The three-time Grand Slam champion held back tears as he announced that his "endpoint" will be this year's Wimbledon, if he can keep playing that long. Murray has undergone a lengthy recovery process from his hip injury and has struggled with his movement and pain in the last year.

Murray said he would play the Australian Open, where he is scheduled to face No. 22 seed Roberto Bautista Agut. In 2013, Murray became the first British man to win Wimbledon in 77 years. He has also won two Olympic gold medals and was formerly the No. 1 in the world. Murray underwent hip surgery in Jan. 2018 and has been attempting to make a full comeback to the tour since then.
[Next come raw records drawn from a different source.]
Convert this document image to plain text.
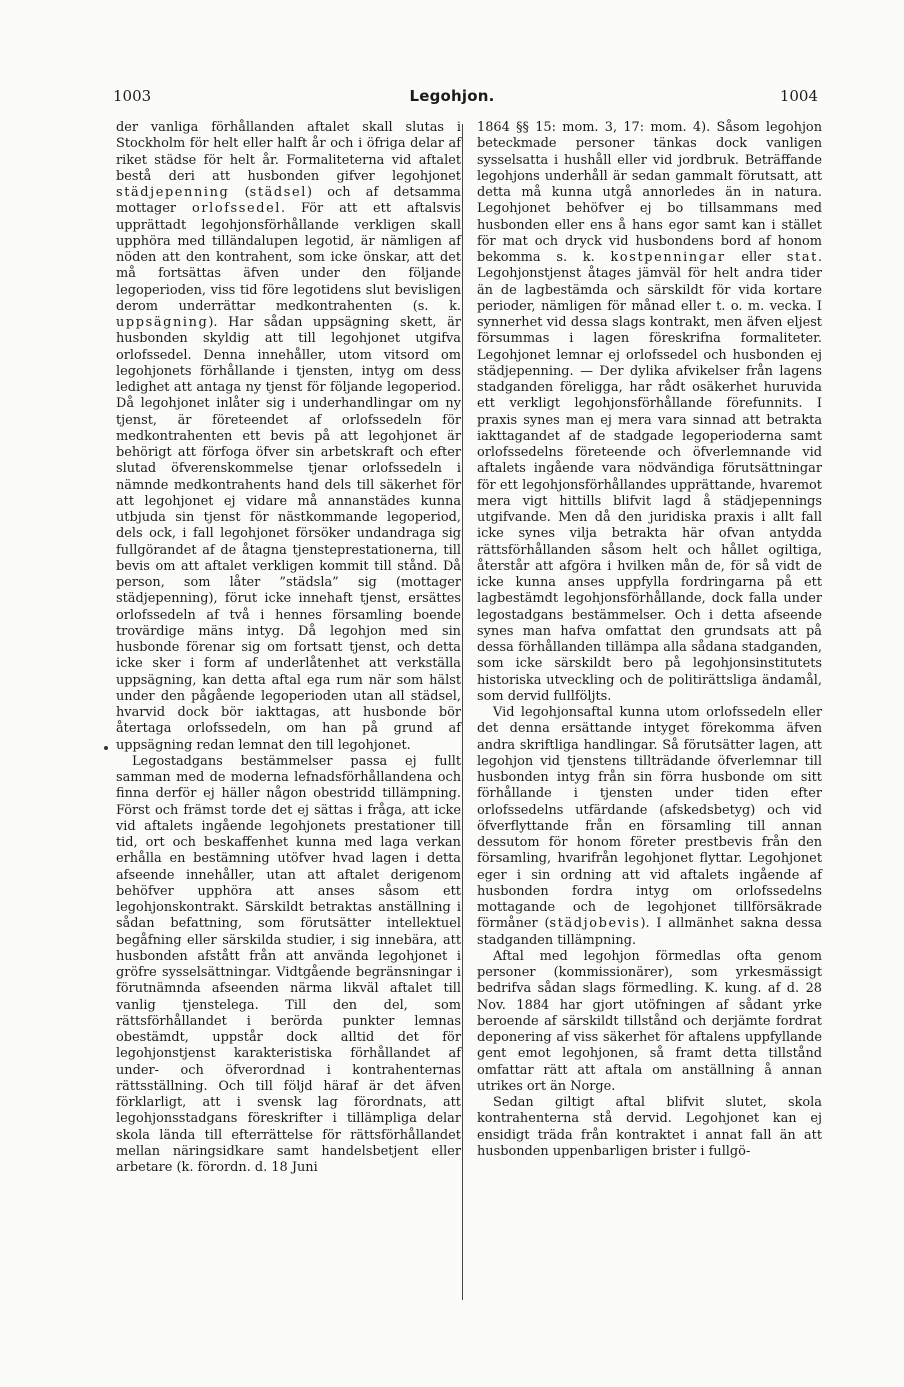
1003	Legohjon.	1004

der vanliga förhållanden aftalet skall slutas i Stockholm för helt eller halft år och i öfriga delar af riket städse för helt år. Formaliteterna vid aftalet bestå deri att husbonden gifver legohjonet städjepenning (städsel) och af detsamma mottager orlofssedel. För att ett aftalsvis upprättadt legohjonsförhållande verkligen skall upphöra med tilländalupen legotid, är nämligen af nöden att den kontrahent, som icke önskar, att det må fortsättas äfven under den följande legoperioden, viss tid före legotidens slut bevisligen derom underrättar medkontrahenten (s. k. uppsägning). Har sådan uppsägning skett, är husbonden skyldig att till legohjonet utgifva orlofssedel. Denna innehåller, utom vitsord om legohjonets förhållande i tjensten, intyg om dess ledighet att antaga ny tjenst för följande legoperiod. Då legohjonet inlåter sig i underhandlingar om ny tjenst, är företeendet af orlofssedeln för medkontrahenten ett bevis på att legohjonet är behörigt att förfoga öfver sin arbetskraft och efter slutad öfverenskommelse tjenar orlofssedeln i nämnde medkontrahents hand dels till säkerhet för att legohjonet ej vidare må annanstädes kunna utbjuda sin tjenst för nästkommande legoperiod, dels ock, i fall legohjonet försöker undandraga sig fullgörandet af de åtagna tjensteprestationerna, till bevis om att aftalet verkligen kommit till stånd. Då person, som låter ”städsla” sig (mottager städjepenning), förut icke innehaft tjenst, ersättes orlofssedeln af två i hennes församling boende trovärdige mäns intyg. Då legohjon med sin husbonde förenar sig om fortsatt tjenst, och detta icke sker i form af underlåtenhet att verkställa uppsägning, kan detta aftal ega rum när som hälst under den pågående legoperioden utan all städsel, hvarvid dock bör iakttagas, att husbonde bör återtaga orlofssedeln, om han på grund af uppsägning redan lemnat den till legohjonet.

Legostadgans bestämmelser passa ej fullt samman med de moderna lefnadsförhållandena och finna derför ej häller någon obestridd tillämpning. Först och främst torde det ej sättas i fråga, att icke vid aftalets ingående legohjonets prestationer till tid, ort och beskaffenhet kunna med laga verkan erhålla en bestämning utöfver hvad lagen i detta afseende innehåller, utan att aftalet derigenom behöfver upphöra att anses såsom ett legohjonskontrakt. Särskildt betraktas anställning i sådan befattning, som förutsätter intellektuel begåfning eller särskilda studier, i sig innebära, att husbonden afstått från att använda legohjonet i gröfre sysselsättningar. Vidtgående begränsningar i förutnämnda afseenden närma likväl aftalet till vanlig tjenstelega. Till den del, som rättsförhållandet i berörda punkter lemnas obestämdt, uppstår dock alltid det för legohjonstjenst karakteristiska förhållandet af under- och öfverordnad i kontrahenternas rättsställning. Och till följd häraf är det äfven förklarligt, att i svensk lag förordnats, att legohjonsstadgans föreskrifter i tillämpliga delar skola lända till efterrättelse för rättsförhållandet mellan näringsidkare samt handelsbetjent eller arbetare (k. förordn. d. 18 Juni

1864 §§ 15: mom. 3, 17: mom. 4). Såsom legohjon beteckmade personer tänkas dock vanligen sysselsatta i hushåll eller vid jordbruk. Beträffande legohjons underhåll är sedan gammalt förutsatt, att detta må kunna utgå annorledes än in natura. Legohjonet behöfver ej bo tillsammans med husbonden eller ens å hans egor samt kan i stället för mat och dryck vid husbondens bord af honom bekomma s. k. kostpenningar eller stat. Legohjonstjenst åtages jämväl för helt andra tider än de lagbestämda och särskildt för vida kortare perioder, nämligen för månad eller t. o. m. vecka. I synnerhet vid dessa slags kontrakt, men äfven eljest försummas i lagen föreskrifna formaliteter. Legohjonet lemnar ej orlofssedel och husbonden ej städjepenning. — Der dylika afvikelser från lagens stadganden föreligga, har rådt osäkerhet huruvida ett verkligt legohjonsförhållande förefunnits. I praxis synes man ej mera vara sinnad att betrakta iakttagandet af de stadgade legoperioderna samt orlofssedelns företeende och öfverlemnande vid aftalets ingående vara nödvändiga förutsättningar för ett legohjonsförhållandes upprättande, hvaremot mera vigt hittills blifvit lagd å städjepennings utgifvande. Men då den juridiska praxis i allt fall icke synes vilja betrakta här ofvan antydda rättsförhållanden såsom helt och hållet ogiltiga, återstår att afgöra i hvilken mån de, för så vidt de icke kunna anses uppfylla fordringarna på ett lagbestämdt legohjonsförhållande, dock falla under legostadgans bestämmelser. Och i detta afseende synes man hafva omfattat den grundsats att på dessa förhållanden tillämpa alla sådana stadganden, som icke särskildt bero på legohjonsinstitutets historiska utveckling och de politirättsliga ändamål, som dervid fullföljts.

Vid legohjonsaftal kunna utom orlofssedeln eller det denna ersättande intyget förekomma äfven andra skriftliga handlingar. Så förutsätter lagen, att legohjon vid tjenstens tillträdande öfverlemnar till husbonden intyg från sin förra husbonde om sitt förhållande i tjensten under tiden efter orlofssedelns utfärdande (afskedsbetyg) och vid öfverflyttande från en församling till annan dessutom för honom företer prestbevis från den församling, hvarifrån legohjonet flyttar. Legohjonet eger i sin ordning att vid aftalets ingående af husbonden fordra intyg om orlofssedelns mottagande och de legohjonet tillförsäkrade förmåner (städjobevis). I allmänhet sakna dessa stadganden tillämpning.

Aftal med legohjon förmedlas ofta genom personer (kommissionärer), som yrkesmässigt bedrifva sådan slags förmedling. K. kung. af d. 28 Nov. 1884 har gjort utöfningen af sådant yrke beroende af särskildt tillstånd och derjämte fordrat deponering af viss säkerhet för aftalens uppfyllande gent emot legohjonen, så framt detta tillstånd omfattar rätt att aftala om anställning å annan utrikes ort än Norge.

Sedan giltigt aftal blifvit slutet, skola kontrahenterna stå dervid. Legohjonet kan ej ensidigt träda från kontraktet i annat fall än att husbonden uppenbarligen brister i fullgö-
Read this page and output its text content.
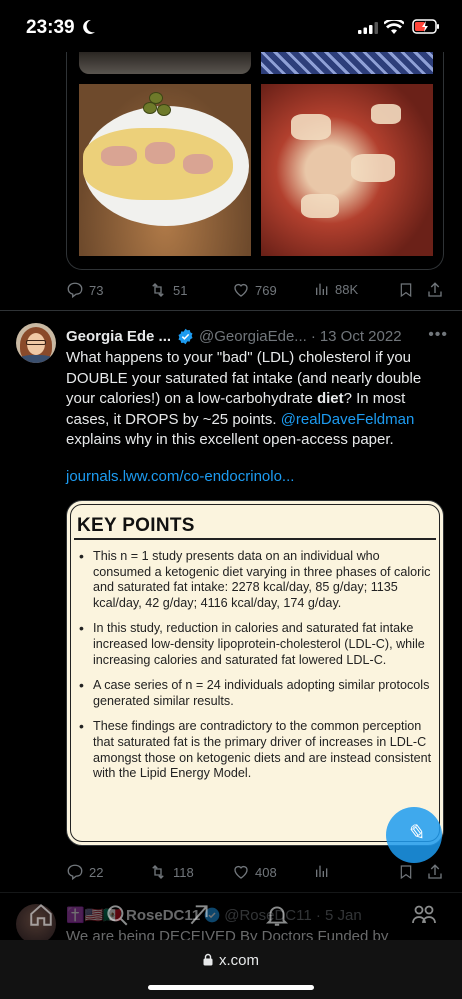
23:39
73	51	769	88K
Georgia Ede ... @GeorgiaEde... · 13 Oct 2022 •••
What happens to your "bad" (LDL) cholesterol if you DOUBLE your saturated fat intake (and nearly double your calories!) on a low-carbohydrate diet? In most cases, it DROPS by ~25 points. @realDaveFeldman explains why in this excellent open-access paper.
journals.lww.com/co-endocrinolo...
KEY POINTS
• This n = 1 study presents data on an individual who consumed a ketogenic diet varying in three phases of caloric and saturated fat intake: 2278 kcal/day, 85 g/day; 1135 kcal/day, 42 g/day; 4116 kcal/day, 174 g/day.
• In this study, reduction in calories and saturated fat intake increased low-density lipoprotein-cholesterol (LDL-C), while increasing calories and saturated fat lowered LDL-C.
• A case series of n = 24 individuals adopting similar protocols generated similar results.
• These findings are contradictory to the common perception that saturated fat is the primary driver of increases in LDL-C amongst those on ketogenic diets and are instead consistent with the Lipid Energy Model.
✎
22	118	408
x.com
Nick Kyrgios posted a tribute to Murray on Facebook where he described himself as Murray's younger brother:

"Andy, I know you take me for a joker most of the time, but at least hear me out on this one old friend. You will always be someone that impacted the sport in so many different ways, I know this was never the way you wanted to go out, but hey it was a heck of a ride. You took me under your wing as soon as I got on tour, and to this day you have been someone I literally just look forward to seeing. You are one crazy tennis player, miles better than me, but I just want you to know that today isn’t only a sad day for you and your team, it’s a sad day for the sport and for everyone you’ve had an impact on. Which leaves me big fella.. these are a couple photos, that should make you smile and think, I was actually a little bit of a younger brother to you. Anyways, I just want you to know, and I’m sure you already do, everyone wants you to keep fighting and to keep being you. Goodluck at the Australian Open muzz, I’ll be behind you."

The world offered an outpouring of support and well-wishes for Murray on Twitter.

Murray ended the emotional day with a hug from his mom Judy, according to his Instagram.

Murray is the first of tennis' Big Four men's singles players to announce his retirement.